Он стукнул в знакомую дверь три раза — костяшками, как когда-то.
Мелкий стук вышел, слабый.
Но в доме, помедлив, засветилось окно. Невнятный шорох возник в глубине, будто кто-то двигался там с осторожностью, переступая через спящие ноги, боясь разбудить ненароком трудовую большую семью. Зашелестели босые ноги. Дверь медленно отворилась навстречу Агееву.
Клара Михайловна, придерживая халат на узкой груди, стояла перед ним на пороге.
— Ты пришел, Саша, — сказала Клара Михайловна.
Удивления не было в ее голосе. Будто Агеев пришел, как всегда, с работы. Поздновато, конечно, но так уж вышло. И она слегка извиняется перед ним, что вот заснула, не дождалась. И еще что-то было — тоска по нему, задавленная в себе, почти уже светлая, так это самой привычно за годы: тоска. Доверчивость, которой Агеев не заслужил. Стыдливость перед людьми, будто кто это видит, что нет у нее сейчас на Агеева ни — обиды, ни гордости. И смутная, неуверенная еще радость, запрятанная глубоко, что вот — он пришел наконец…
Но только эту радость и услышал Агеев, потому что очень нужна была сейчас Агееву ее радость.
Немолодая некрасивая женщина стояла перед ним на пороге, подавшись к нему костистым, плоским лицом. Уши ее, слишком крупные для лица, горели. Узкие руки держали халат крепко, комкая его на груди узлом. Агеев был, как никто, виноват перед этой женщиной, мало помнил о ней, жил своей жизнью. Но сейчас он любил эту женщину, как не любил никогда, потому что она любила сто все эти восемь лет. Теперь он знал это наверняка.

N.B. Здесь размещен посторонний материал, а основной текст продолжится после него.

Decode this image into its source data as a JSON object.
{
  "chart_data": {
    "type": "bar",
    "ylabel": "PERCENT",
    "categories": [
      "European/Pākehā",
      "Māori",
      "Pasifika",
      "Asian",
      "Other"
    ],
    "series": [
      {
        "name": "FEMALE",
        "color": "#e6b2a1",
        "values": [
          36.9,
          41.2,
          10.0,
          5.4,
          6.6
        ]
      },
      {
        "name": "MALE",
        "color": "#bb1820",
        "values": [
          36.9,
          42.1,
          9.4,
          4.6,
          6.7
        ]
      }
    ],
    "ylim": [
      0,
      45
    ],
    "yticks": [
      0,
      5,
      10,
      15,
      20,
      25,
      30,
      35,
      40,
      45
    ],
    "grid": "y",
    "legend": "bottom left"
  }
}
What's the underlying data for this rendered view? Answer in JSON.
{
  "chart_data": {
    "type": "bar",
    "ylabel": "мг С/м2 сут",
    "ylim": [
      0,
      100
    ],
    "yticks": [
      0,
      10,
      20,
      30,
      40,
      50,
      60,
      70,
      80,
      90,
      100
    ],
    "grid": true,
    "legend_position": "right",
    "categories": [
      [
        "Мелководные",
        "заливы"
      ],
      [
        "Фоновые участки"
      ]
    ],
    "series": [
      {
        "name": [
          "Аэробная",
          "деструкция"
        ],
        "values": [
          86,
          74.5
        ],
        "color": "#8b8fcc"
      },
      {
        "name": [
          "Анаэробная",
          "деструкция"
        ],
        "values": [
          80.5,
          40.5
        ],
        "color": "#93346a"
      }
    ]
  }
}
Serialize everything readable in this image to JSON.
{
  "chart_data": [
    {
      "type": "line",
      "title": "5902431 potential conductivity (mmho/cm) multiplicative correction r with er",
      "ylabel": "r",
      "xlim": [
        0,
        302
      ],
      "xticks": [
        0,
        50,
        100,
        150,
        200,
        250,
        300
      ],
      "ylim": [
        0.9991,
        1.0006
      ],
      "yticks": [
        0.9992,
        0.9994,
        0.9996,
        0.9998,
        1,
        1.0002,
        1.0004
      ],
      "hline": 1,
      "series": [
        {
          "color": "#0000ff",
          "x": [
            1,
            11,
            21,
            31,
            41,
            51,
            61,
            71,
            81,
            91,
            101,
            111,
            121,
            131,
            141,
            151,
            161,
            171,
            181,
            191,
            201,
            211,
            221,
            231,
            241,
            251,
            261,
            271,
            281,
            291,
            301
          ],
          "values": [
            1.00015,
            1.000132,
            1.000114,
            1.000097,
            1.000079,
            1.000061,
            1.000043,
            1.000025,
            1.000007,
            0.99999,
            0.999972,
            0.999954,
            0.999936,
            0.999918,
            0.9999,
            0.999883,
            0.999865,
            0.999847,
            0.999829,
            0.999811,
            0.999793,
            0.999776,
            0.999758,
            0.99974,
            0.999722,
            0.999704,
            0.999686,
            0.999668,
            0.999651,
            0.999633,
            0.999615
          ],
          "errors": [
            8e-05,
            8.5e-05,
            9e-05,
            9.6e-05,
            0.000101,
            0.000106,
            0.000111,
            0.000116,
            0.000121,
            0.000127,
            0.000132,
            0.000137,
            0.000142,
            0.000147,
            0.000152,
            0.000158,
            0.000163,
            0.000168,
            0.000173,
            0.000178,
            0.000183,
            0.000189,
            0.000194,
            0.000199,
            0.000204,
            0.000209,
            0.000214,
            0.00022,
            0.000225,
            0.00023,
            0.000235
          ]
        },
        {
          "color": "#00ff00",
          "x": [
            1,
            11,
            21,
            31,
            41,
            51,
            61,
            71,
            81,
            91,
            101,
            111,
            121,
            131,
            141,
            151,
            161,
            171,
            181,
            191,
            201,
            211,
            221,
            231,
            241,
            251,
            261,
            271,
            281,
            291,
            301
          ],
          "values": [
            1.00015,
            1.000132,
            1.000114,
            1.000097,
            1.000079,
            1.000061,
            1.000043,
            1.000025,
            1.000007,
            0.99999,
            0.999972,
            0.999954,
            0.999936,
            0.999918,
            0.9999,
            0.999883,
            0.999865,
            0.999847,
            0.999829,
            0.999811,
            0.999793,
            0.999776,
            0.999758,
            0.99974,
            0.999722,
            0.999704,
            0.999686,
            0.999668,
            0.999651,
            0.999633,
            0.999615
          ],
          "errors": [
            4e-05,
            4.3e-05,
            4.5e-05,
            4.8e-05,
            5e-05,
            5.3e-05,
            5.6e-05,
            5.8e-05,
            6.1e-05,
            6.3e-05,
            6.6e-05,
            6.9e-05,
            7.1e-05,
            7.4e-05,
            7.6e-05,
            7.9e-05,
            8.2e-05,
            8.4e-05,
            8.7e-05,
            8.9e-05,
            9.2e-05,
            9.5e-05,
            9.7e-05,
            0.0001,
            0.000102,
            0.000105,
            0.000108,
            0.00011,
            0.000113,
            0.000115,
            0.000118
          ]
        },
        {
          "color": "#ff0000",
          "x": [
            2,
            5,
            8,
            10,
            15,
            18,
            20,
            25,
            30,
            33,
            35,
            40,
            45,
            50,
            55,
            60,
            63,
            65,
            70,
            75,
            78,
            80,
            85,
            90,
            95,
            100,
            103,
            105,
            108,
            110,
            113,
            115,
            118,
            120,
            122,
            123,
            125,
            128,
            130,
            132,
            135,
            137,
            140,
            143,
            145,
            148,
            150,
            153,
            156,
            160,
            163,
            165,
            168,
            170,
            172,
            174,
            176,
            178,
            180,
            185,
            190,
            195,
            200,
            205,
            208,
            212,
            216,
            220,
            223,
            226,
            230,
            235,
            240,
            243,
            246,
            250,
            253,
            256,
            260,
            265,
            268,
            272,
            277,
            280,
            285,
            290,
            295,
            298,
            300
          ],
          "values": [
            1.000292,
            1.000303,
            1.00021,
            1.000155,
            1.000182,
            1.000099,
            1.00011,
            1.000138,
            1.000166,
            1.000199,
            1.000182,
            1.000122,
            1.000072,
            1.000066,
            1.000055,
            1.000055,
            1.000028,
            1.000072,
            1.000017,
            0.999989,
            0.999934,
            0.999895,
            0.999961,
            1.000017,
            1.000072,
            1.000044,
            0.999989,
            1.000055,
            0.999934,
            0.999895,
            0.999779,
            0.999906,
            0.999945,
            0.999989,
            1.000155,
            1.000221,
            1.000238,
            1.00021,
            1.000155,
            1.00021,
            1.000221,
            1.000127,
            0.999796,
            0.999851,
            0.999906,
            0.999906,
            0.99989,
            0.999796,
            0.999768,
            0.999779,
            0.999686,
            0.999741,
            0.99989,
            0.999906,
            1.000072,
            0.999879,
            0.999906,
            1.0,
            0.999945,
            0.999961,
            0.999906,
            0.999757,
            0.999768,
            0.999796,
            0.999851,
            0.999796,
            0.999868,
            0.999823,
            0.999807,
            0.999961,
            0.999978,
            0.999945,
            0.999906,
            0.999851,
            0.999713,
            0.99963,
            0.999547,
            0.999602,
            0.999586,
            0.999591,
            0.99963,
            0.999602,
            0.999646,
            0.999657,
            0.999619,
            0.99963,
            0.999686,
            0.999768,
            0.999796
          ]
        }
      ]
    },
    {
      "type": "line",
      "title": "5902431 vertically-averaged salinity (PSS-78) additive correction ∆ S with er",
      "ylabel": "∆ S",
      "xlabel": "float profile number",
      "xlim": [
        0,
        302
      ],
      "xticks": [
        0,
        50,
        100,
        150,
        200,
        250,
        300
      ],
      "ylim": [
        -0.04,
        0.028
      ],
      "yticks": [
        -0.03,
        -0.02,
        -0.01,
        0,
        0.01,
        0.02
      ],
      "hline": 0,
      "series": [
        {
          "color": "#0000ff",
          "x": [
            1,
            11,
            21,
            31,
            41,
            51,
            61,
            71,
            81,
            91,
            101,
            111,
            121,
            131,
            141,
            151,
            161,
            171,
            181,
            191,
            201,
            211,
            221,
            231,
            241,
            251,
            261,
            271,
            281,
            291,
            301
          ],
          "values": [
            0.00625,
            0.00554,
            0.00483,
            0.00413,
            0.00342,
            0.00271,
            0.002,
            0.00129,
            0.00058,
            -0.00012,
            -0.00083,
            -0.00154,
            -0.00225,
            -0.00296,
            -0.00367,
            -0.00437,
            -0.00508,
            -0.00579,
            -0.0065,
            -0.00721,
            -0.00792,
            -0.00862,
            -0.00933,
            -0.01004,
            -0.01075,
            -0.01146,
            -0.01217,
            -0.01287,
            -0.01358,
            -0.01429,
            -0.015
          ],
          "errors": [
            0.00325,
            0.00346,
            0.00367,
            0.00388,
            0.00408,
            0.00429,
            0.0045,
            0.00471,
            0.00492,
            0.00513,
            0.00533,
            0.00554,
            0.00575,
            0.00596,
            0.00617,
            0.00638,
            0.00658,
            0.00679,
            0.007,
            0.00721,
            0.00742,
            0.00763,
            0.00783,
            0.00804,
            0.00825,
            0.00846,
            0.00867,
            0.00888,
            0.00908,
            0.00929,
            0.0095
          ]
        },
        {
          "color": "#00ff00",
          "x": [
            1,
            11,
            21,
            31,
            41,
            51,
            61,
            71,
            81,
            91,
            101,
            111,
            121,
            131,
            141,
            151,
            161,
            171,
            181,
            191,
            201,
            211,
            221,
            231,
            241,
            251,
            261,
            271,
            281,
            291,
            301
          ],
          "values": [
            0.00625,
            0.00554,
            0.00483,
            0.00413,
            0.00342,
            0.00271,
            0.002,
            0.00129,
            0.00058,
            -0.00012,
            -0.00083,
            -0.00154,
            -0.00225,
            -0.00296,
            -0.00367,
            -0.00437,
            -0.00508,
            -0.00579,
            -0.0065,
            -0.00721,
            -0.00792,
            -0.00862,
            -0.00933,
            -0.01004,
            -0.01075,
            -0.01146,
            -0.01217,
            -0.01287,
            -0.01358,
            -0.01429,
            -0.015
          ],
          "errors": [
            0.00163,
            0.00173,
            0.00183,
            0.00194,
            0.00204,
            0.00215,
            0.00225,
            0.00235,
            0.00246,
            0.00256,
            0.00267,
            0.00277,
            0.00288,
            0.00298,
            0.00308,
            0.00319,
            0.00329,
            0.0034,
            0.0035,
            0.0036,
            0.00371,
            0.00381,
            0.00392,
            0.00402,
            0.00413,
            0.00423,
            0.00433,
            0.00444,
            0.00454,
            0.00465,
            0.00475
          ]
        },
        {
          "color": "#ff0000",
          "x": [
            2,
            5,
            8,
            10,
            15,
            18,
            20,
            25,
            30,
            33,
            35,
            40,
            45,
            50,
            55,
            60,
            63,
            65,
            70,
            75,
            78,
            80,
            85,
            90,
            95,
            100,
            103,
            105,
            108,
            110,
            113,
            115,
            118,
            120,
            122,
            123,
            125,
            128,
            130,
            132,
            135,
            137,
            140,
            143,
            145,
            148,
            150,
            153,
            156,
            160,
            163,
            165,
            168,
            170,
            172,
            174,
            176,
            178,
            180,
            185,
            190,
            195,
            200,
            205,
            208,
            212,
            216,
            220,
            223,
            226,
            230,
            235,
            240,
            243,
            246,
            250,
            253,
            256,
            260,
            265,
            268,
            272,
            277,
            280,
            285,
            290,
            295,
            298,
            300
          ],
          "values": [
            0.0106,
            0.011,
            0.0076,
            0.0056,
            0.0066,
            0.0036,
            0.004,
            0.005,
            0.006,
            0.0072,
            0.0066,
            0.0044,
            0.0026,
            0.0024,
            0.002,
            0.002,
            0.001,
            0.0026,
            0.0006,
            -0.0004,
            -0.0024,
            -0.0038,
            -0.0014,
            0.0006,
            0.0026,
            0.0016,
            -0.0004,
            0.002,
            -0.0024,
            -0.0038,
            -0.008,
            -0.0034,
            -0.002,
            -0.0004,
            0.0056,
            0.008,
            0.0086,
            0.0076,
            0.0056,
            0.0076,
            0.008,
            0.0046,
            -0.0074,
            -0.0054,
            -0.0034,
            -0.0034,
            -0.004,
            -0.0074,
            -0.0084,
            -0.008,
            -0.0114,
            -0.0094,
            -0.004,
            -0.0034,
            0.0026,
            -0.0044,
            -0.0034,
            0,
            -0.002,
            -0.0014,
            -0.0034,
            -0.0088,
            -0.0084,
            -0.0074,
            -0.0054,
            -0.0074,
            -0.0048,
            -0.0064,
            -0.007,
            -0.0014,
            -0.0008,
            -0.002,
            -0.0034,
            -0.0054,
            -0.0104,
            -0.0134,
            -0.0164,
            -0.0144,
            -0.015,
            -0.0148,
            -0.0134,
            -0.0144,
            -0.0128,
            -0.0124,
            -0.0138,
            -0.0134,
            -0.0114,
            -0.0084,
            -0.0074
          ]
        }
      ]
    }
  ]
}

— Проходи, — сказала Клара Михайловна, отступая. И Агеев вошел молча, со стиснутым горлом. Неяркая лампа осветила знакомую комнату. Кровать была прикинута одеялом, но подушка хранила вмятость. Та же была кровать. Старое зеркало, чуть удлиняя черты, отразило в себе Агеева. Но он отвернулся от зеркала. Вязаный коврик из разноцветных ниток лежал под ногой привычно. Только занавески были чужие Агееву, новые. Да портрет висел над столом, раньше его не было. На портрете Клара Михайловна улыбалась с мечтательностью, полураскрытые губы ее казались свежи, наивны. Портрет молодил ее лет на двадцать, до юности.